# Python for Digital Humanities

## Unit #3: Beginning Text Processing

* Overview
* NLTK


<font color=blue>---------------------------------------------------------------</font>

### 3.1 Overview 
#### Basic Text Processing

One of the most basic techniques for processing text is to look at the text as a collection of words and perform statistics on the collection.  How many unique words are used? What words are used the most often?

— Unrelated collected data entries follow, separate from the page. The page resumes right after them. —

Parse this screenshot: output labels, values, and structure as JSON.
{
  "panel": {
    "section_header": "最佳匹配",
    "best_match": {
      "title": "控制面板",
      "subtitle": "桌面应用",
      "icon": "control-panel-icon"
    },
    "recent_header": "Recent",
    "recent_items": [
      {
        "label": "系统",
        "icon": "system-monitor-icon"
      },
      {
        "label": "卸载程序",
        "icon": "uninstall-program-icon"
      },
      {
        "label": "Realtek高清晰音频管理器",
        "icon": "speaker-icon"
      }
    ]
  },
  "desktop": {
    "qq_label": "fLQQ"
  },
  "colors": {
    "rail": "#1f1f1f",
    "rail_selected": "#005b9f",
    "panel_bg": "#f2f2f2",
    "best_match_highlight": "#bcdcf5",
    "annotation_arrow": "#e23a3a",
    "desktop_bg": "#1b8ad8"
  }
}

Are there word combinations (e.g., inner sanctum, gray skies) that are repeated throughout the text?

In this unit, we will look at tools within Python that will help us to do.  We are fortunate that other people have written the code that does the majority of the work for us.  But, to use the code, we need to ensure that these tools are available with our version of Python.

One of the advantages of using the Anaconda distribution of Python is that it comes with several of the most used packages or modules already installed.

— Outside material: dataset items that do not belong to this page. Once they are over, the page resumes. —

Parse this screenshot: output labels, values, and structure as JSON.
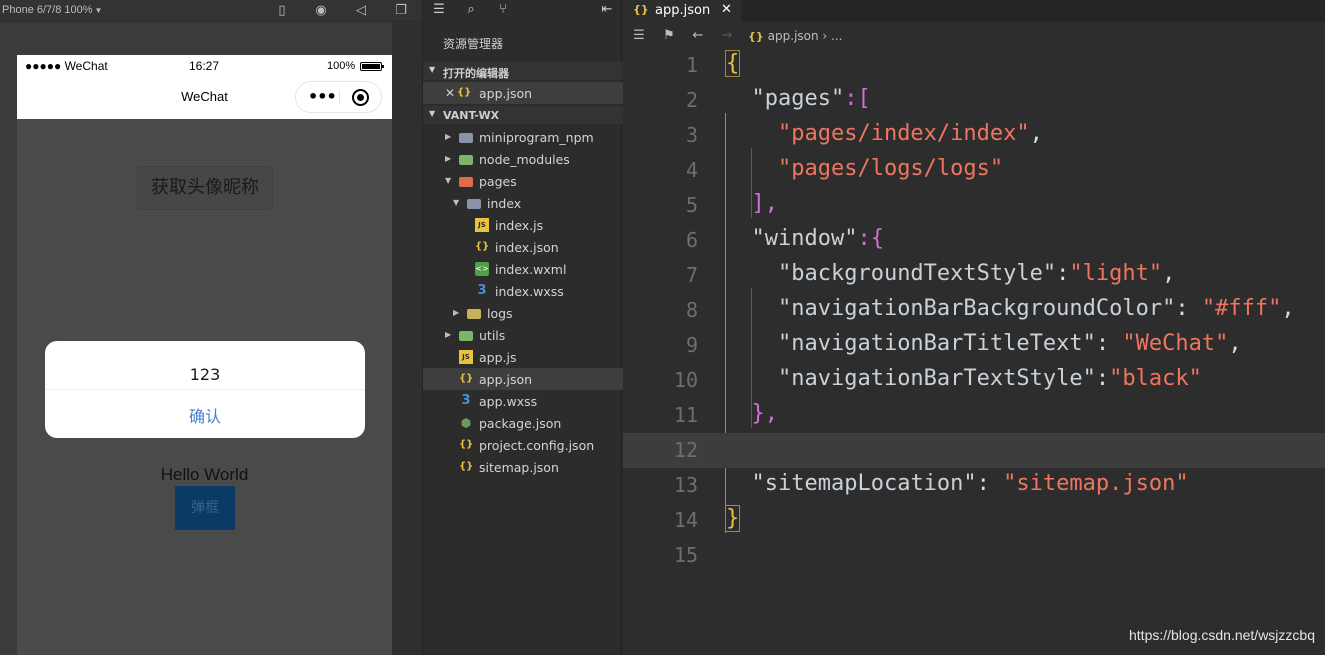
{
  "simulator": {
    "device_label": "Phone 6/7/8 100%",
    "status": {
      "carrier": "●●●●● WeChat",
      "time": "16:27",
      "battery": "100%"
    },
    "nav_title": "WeChat",
    "avatar_button": "获取头像昵称",
    "dialog": {
      "message": "123",
      "confirm": "确认"
    },
    "hello_text": "Hello World",
    "popup_button": "弹框"
  },
  "explorer": {
    "title": "资源管理器",
    "open_editors_header": "打开的编辑器",
    "open_editor_file": "app.json",
    "project_header": "VANT-WX",
    "tree": [
      {
        "label": "miniprogram_npm",
        "icon": "folder-icon"
      },
      {
        "label": "node_modules",
        "icon": "folder-green-icon"
      },
      {
        "label": "pages",
        "icon": "folder-orange-icon"
      },
      {
        "label": "index",
        "icon": "folder-open-icon"
      },
      {
        "label": "index.js",
        "icon": "js-file-icon"
      },
      {
        "label": "index.json",
        "icon": "json-file-icon"
      },
      {
        "label": "index.wxml",
        "icon": "wxml-file-icon"
      },
      {
        "label": "index.wxss",
        "icon": "wxss-file-icon"
      },
      {
        "label": "logs",
        "icon": "folder-yellow-icon"
      },
      {
        "label": "utils",
        "icon": "folder-green-icon"
      },
      {
        "label": "app.js",
        "icon": "js-file-icon"
      },
      {
        "label": "app.json",
        "icon": "json-file-icon"
      },
      {
        "label": "app.wxss",
        "icon": "wxss-file-icon"
      },
      {
        "label": "package.json",
        "icon": "package-icon"
      },
      {
        "label": "project.config.json",
        "icon": "json-file-icon"
      },
      {
        "label": "sitemap.json",
        "icon": "json-file-icon"
      }
    ]
  },
  "editor": {
    "tab_label": "app.json",
    "breadcrumb_file": "app.json",
    "breadcrumb_more": "...",
    "line_numbers": [
      "1",
      "2",
      "3",
      "4",
      "5",
      "6",
      "7",
      "8",
      "9",
      "10",
      "11",
      "12",
      "13",
      "14",
      "15"
    ],
    "code": {
      "l1": "{",
      "l2_key": "\"pages\"",
      "l2_rest": ":[",
      "l3_val": "\"pages/index/index\"",
      "l4_val": "\"pages/logs/logs\"",
      "l5": "],",
      "l6_key": "\"window\"",
      "l6_rest": ":{",
      "l7_key": "\"backgroundTextStyle\"",
      "l7_val": "\"light\"",
      "l8_key": "\"navigationBarBackgroundColor\"",
      "l8_val": "\"#fff\"",
      "l9_key": "\"navigationBarTitleText\"",
      "l9_val": "\"WeChat\"",
      "l10_key": "\"navigationBarTextStyle\"",
      "l10_val": "\"black\"",
      "l11": "},",
      "l13_key": "\"sitemapLocation\"",
      "l13_val": "\"sitemap.json\"",
      "l14": "}"
    }
  },
  "watermark": "https://blog.csdn.net/wsjzzcbq",
  "colors": {
    "string": "#f07560",
    "brace": "#e9c33b",
    "bracket": "#d16fd6",
    "link_blue": "#4a7ec9"
  }
}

In the iPython console of Spyder, you can type
```
!pip list
``` 
and look through the alphabetical list of the packages/modules.

Or, you can import with the name of the package/module to see if it loads correctly.
For example:
```
import math
```


### 3.2 The NLTK Package

In Python, we have the `nltk` (Natural Language Toolkit) package the provides some very nice statistical tools that can be used with text.

Before we can take full advantage of `nltk`, we need to have it install some data sets some datasets that we can use in our statistical analysis.

<font color='red'>Caution:</font> 
* Before doing this download, make sure that you have **at least 3.5GB of free space on your laptop!**
* The download will take approximately 30 minutes.  Make sure that you won't need your computer for that chunk of time.
* Only do the download once! 

```
import nltk
nltk.download()
```
When a dialog box appears, select "all". 



## Activity:  Using some features of nltk


Make sure that you have downloaded the file "emma_chapter_one.txt".
Type in the code snippets from below to see what `nltk` can do for you.

**1. Read in the file _emma_chapter_one.txt_ into the variable `raw_text`**
```
import nltk
with open('emma_chapter_one.txt') as f:
    raw_text = f.read()
```


**2. Split the text into words by using `word_tokenize`.**

```
words = nltk.word_tokenize(raw_text)
```

**3. Use `FreqDist` to have the program count how many times each word is used in the text.**

By save the results to the variable `fdist`, you can look up how many times the word occurs.  For example, `fdist['Emma']` will tell us the number of times that the word "Emma" occurs.

```
fdist = nltk.FreqDist(words)
print(fdist['Emma'])
```
You only have to use `FreqDist` one time.  The results are saved in the variable `fdist`. Try different words that you are curious about.  Do they occur more or less often than "Emma"?

```
print(fdist['REPLACE_WITH_YOUR_WORD'])
```

**4. Convert the words back to a text.**  
For the next set of features or tools, we want to have the text back together.  It is very important that we use `nltk`'s command `Text` to do this.
```
text = nltk.Text(words)
```
Now, `text` is a special variable that has some tools associated with it.  Let's look at a handful of those tools.

**5. Suppose we wnat to know how the word "Emma" is used throughout the text.**
We can use the `concordance` tool to look at the words surrounding "Emma":
```
text.concordance("Emma")
```
Use the `concordance` tool on words of your choice to see how they are used.  (Maybe you noticed another word when you used the concordance tool and you want to see how that word is used throughout the text!)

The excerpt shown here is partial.